The Supreme Court on Monday dismissed as moot (a.k.a. ‘legally pointless’ — our words, not the Court’s) a case filed by the New York State Rifle & Pistol Association.
The group argued that a New York City gun rule “prevented their transport of firearms to a second home or shooting range outside of the city,” per the Court’s summary, and that the city rule therefore violated the Second Amendment. In the midst of the litigation, New York State and New York City both amended their gun licensing laws, in essence giving in to the core of the group’s demands. Hence the mootness of the case.

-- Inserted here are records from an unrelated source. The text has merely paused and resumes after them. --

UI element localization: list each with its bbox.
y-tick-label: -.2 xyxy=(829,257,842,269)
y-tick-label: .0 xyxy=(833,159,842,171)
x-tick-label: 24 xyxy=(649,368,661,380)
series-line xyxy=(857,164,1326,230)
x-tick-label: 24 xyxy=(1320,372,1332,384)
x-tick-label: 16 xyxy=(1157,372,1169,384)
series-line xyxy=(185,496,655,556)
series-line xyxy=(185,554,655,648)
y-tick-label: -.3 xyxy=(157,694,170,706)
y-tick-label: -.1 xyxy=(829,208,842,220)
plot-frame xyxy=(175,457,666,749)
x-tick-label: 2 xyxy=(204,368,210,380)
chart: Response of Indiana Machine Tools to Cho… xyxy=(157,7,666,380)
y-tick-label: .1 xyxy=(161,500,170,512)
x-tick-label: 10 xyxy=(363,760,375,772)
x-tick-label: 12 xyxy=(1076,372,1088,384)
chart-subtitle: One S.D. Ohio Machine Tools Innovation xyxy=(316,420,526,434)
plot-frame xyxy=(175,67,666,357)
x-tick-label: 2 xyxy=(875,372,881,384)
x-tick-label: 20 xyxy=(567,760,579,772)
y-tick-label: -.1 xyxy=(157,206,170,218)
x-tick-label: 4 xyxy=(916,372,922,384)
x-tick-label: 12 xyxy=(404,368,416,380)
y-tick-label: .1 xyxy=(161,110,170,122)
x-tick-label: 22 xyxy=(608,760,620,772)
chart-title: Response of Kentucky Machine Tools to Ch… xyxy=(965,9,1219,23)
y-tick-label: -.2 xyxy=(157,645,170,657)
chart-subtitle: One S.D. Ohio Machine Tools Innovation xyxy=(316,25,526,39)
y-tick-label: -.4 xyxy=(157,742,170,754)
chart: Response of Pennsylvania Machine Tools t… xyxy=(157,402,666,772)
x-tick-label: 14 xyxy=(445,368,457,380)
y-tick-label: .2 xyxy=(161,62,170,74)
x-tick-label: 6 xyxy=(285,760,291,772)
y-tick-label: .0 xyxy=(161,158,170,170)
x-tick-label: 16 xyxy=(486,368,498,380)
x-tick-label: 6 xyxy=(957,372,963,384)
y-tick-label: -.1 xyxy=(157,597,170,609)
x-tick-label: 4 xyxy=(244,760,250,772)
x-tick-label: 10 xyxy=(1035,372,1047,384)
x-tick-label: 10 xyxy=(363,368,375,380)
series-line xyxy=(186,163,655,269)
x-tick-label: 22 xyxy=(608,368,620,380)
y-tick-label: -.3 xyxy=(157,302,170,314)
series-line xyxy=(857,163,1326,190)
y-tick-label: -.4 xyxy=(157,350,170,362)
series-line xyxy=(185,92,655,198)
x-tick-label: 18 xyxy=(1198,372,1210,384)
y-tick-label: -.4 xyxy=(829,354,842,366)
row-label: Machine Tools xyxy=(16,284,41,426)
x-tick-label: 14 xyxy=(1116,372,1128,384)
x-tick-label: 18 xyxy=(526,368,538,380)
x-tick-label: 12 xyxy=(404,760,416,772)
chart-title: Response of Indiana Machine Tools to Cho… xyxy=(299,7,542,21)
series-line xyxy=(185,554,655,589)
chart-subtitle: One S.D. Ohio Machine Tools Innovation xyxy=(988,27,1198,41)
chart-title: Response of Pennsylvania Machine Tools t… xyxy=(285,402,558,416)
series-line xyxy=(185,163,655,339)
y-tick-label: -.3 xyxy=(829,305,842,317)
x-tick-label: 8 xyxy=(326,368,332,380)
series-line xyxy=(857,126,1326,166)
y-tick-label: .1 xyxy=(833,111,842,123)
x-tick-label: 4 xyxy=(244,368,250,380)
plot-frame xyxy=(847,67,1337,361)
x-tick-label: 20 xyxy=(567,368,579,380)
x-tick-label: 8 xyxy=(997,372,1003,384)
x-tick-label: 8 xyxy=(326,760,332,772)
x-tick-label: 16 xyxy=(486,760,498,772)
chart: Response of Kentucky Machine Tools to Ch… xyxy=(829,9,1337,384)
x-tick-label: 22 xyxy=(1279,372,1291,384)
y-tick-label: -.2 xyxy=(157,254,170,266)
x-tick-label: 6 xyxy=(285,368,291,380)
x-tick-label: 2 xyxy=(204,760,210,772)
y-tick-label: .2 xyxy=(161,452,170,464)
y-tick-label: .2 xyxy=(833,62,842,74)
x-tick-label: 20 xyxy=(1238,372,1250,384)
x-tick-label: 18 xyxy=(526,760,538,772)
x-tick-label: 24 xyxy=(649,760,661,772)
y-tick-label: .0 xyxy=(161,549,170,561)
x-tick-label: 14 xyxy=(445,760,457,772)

“[P]etitioners may now transport firearms to a second home or shooting range outside of the city, which is the precise relief that petitioners requested in the prayer for relief in their complaint,” the Court ruled in a terse two-page “per curiam” unsigned order of the Court (citations omitted):
“Our ordinary practice in disposing of a case that has become moot on appeal is to vacate the judgment with directions to dismiss. However, in instances where the mootness is attributable to a change in the legal framework governing the case, and where the plaintiff may have some residual claim under the new framework that was understandably not asserted previously, our practice is to vacate the judgment and remand for further proceedings in which the parties may, if necessary, amend their pleadings or develop the record more fully.”
It’s easy to unravel who is on what side of the argument, however, because three justices dissented. Samuel Alito, Neil Gorsuch, and Clarence Thomas all wanted to keep the case alive because the group tried to pile other claims into the original claim. For instance, it is up for debate whether the amended laws prevent stops for, e.g., food and bathroom breaks between home and another destination. The gun owner group also sought to insert a damages claim into the original case. The majority noted that the case would need to be relitigated from the ground up, but the dissenters said, “This case is not moot. The City violated petitioners’ Second Amendment right, and we should so hold.”
The majority, we know, must have been John Roberts, Ruth Bader Ginsburg, Stephen Breyer, Sonia Sotomayor, Elena Kagan.
Brett Kavanaugh agreed with the majority on procedural grounds while extolling the need for additional Second Amendment litigation.
“I agree with the per curiam opinion’s resolution of the procedural issues before us — namely, that petitioners’ claim for injunctive relief against New York City’s old rule is moot and that petitioners’ new claims should be addressed as appropriate in the first instance by the Court of Appeals and the District Court on remand,” Kavanaugh wrote in a short concurrence.
Kavanaugh went further, however.
“I also agree with J[ustice] A[lito]’s general analysis of Heller and McDonald,” Kavanaugh wrote. “And I share [his] concern that some federal and state courts may not be properly applying Heller and McDonald. The Court should address that issue soon, perhaps in one of the several Second Amendment cases with petitions for certiorari now pending before the Court.”
Kavanaugh was referencing District of Columbia v. Heller, which held that functioning guns could be kept inside the homes of people who were not members of a militia, and McDonald v. Chicago, which held that the Second Amendment applied to the states.
Alito said the dismissal of the New York case as moot “permits [the Court’s] docket to be manipulated in a way that should not be countenanced.” He went on to issue a de facto litigation of the case in a 31-page dissent.
“[T]he lower courts have decided numerous cases involving Second Amendment challenges to a variety of federal, state, and local laws. Most have failed,” Alito said, bemoaning the chance to issue another decision against a state or local government which attempted to restrict firearms rights.
Then, Alito chided the litigation:
“[T]he City’s travel restriction burdened the very right recognized in Heller. History provides no support for a restriction of this type. The City’s public safety arguments were weak on their face, were not substantiated in any way, and were accepted below with no serious probing. And once we granted review in this case, the City’s public safety concerns evaporated.”